Bill installed a new solenoid and started the engine up only to have the MIL illuminated again, with DTC P0011 Timing Advanced Bank 1. He removed the VTEC solenoid again and, found more RTV in the small screens of the solenoid. The RTV was a result of a head gasket repair, that was previously performed by a different shop. Bill cleaned-up all the RTV that he could see but, he knew that there was more in the engine. He suggested to the Accord owner that the engine be flushed and oil/filter changed. The vehicle owner refused to perform the engine flush and paid only for the repair that we performed on the vehicle.

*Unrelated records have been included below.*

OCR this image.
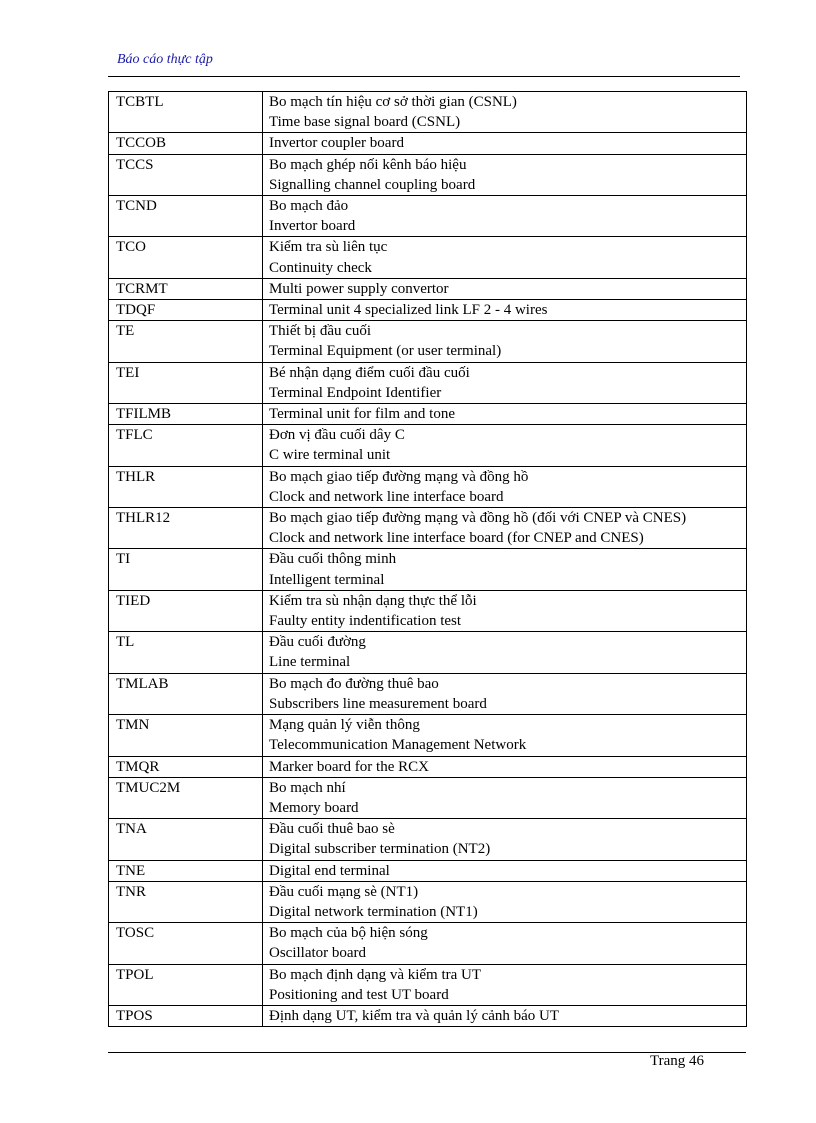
Báo cáo thực tập
TCBTL	Bo mạch tín hiệu cơ sở thời gian (CSNL)
Time base signal board (CSNL)

TCCOB	Invertor coupler board

TCCS	Bo mạch ghép nối kênh báo hiệu
Signalling channel coupling board

TCND	Bo mạch đảo
Invertor board

TCO	Kiểm tra sù liên tục
Continuity check

TCRMT	Multi power supply convertor

TDQF	Terminal unit 4 specialized link LF 2 - 4 wires

TE	Thiết bị đầu cuối
Terminal Equipment (or user terminal)

TEI	Bé nhận dạng điểm cuối đầu cuối
Terminal Endpoint Identifier

TFILMB	Terminal unit for film and tone

TFLC	Đơn vị đầu cuối dây C
C wire terminal unit

THLR	Bo mạch giao tiếp đường mạng và đồng hồ
Clock and network line interface board

THLR12	Bo mạch giao tiếp đường mạng và đồng hồ (đối với CNEP và CNES)
Clock and network line interface board (for CNEP and CNES)

TI	Đầu cuối thông minh
Intelligent terminal

TIED	Kiểm tra sù nhận dạng thực thể lỗi
Faulty entity indentification test

TL	Đầu cuối đường
Line terminal

TMLAB	Bo mạch đo đường thuê bao
Subscribers line measurement board

TMN	Mạng quản lý viễn thông
Telecommunication Management Network

TMQR	Marker board for the RCX

TMUC2M	Bo mạch nhí
Memory board

TNA	Đầu cuối thuê bao sè
Digital subscriber termination (NT2)

TNE	Digital end terminal

TNR	Đầu cuối mạng sè (NT1)
Digital network termination (NT1)

TOSC	Bo mạch của bộ hiện sóng
Oscillator board

TPOL	Bo mạch định dạng và kiểm tra UT
Positioning and test UT board

TPOS	Định dạng UT, kiểm tra và quản lý cảnh báo UT
Trang 46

This was not the last time we were going to see this Honda, either. It was back in less than 300 miles, with the same DTC, due to another clog. Bill recommended the engine flush and oil change as, he had done before, at the previous visit. The Accord owner wanted to know what was wrong, so Bill explained the problem again, then suggested an engine flush and oil change was a good starting-point. Bill made sure to explain that the flush and oil change may not remove all the RTV (Figure 8) causing the problem. If the flush and oil change did not clear the issue up, the oil pan would have to be removed. Believe me, we do not like flushing engines, especially with 204K miles on it. We did provide the Honda owner with the pros and cons of the oil flush. Our choice of engine flush chemical was the ATS 505 CRO additive that we poured in the engine and ran for 20 minutes. This was followed by a drain and replacement of the oil and filter. The outcome of the cleaning left engine was running well, without an illuminated check engine light. This turned out to be an easy fix.

My hope is that these case studies help you take a path in making your diagnosis easier. By opening your mind up to potential failures, the logic involved in uncovering them, and the available tools and solutions to alleviate them, I also hope to assist you and your shop to remain profitable and efficient, in future-encounters.